We are given a tree(can be extended to a DAG) and we have many queries of form LCA(u, v), i.e., find LCA of nodes ‘u’ and ‘v’.
We can perform those queries in O(N + QlogN) time using RMQ, where O(N) time for pre-processing and O(log N) for answering the queries, where
N = number of nodes and
Q = number of queries to be answered.
Can we do better than this? Can we do in linear(almost) time? Yes.
The article presents an offline algorithm which performs those queries in approximately O(N + Q) time. Although, this is not exactly linear, as there is an Inverse Ackermann function involved in the time complexity analysis. For more details on Inverse Ackermann function see this. Just as a summary, we can say that the Inverse Ackermann Function remains less than 4, for any value of input size that can be written in physical inverse. Thus, we consider this as almost linear.
Let we want to process these queries- LCA(5,4), LCA(1,3), LCA(2,3)

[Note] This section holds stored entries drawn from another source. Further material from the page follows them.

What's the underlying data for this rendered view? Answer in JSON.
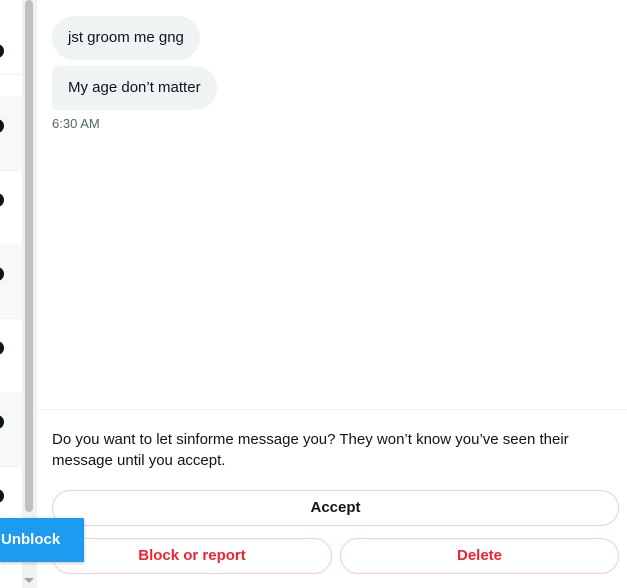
{
  "messages": [
    {
      "text": "jst groom me gng"
    },
    {
      "text": "My age don’t matter"
    }
  ],
  "timestamp": "6:30 AM",
  "request": {
    "prompt": "Do you want to let sinforme message you? They won’t know you’ve seen their message until you accept.",
    "accept_label": "Accept",
    "block_label": "Block or report",
    "delete_label": "Delete"
  },
  "unblock_label": "Unblock",
  "colors": {
    "accent": "#1d9bf0",
    "danger": "#f4212e",
    "bubble": "#eff3f4",
    "muted": "#536471"
  }
}
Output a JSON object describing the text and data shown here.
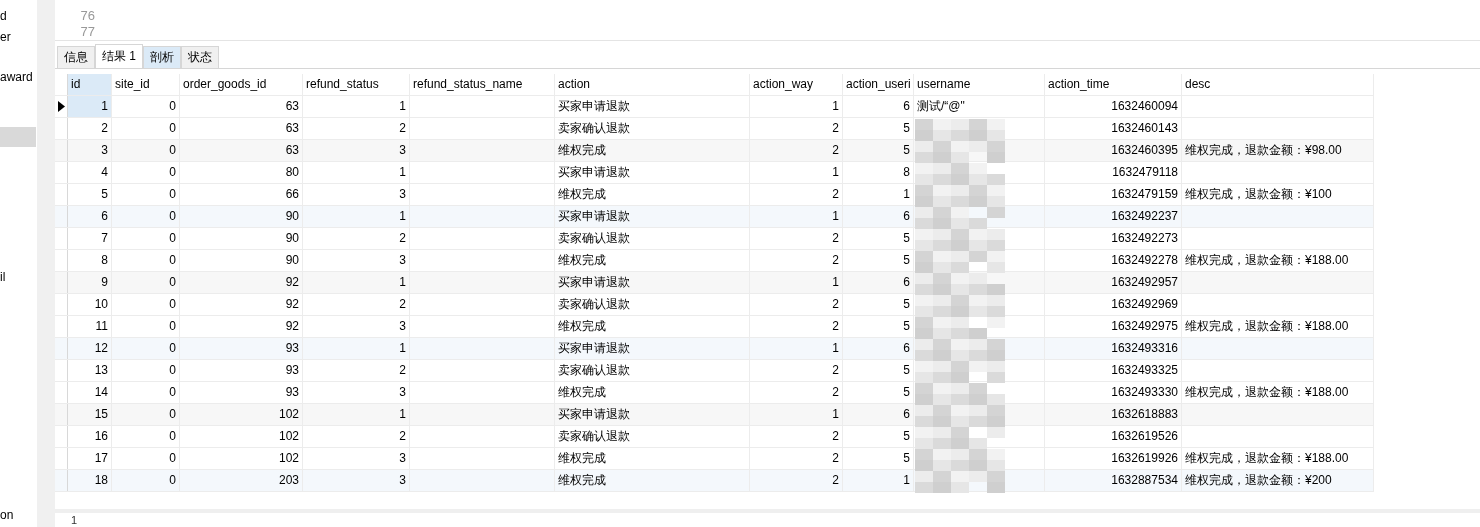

Now, after pre-processing, we perform a LCA walk starting from the root of the tree(here- node ‘1’). But prior to the LCA walk, we colour all the nodes with WHITE. During the whole LCA walk, we use three disjoint set union functions- makeSet(), findSet(), unionSet().
These functions use the technique of union by rank and path compression to improve the running time. During the LCA walk, our queries gets processed and outputted (in a random order). After the LCA walk of the whole tree, all the nodes gets coloured BLACK.
Note- The queries may not be processed in the original order. We can easily modify the process and sort them according to the input order.
The below pictures clearly depict all the steps happening. The red arrow shows the direction of travel of our recursive function LCA().
As, we can clearly see from the above pictures, the queries are processed in the following order, LCA(5,4), LCA(2,3), LCA(1,3) which is not in the same order as the input(LCA(5,4), LCA(1,3), LCA(2,3)).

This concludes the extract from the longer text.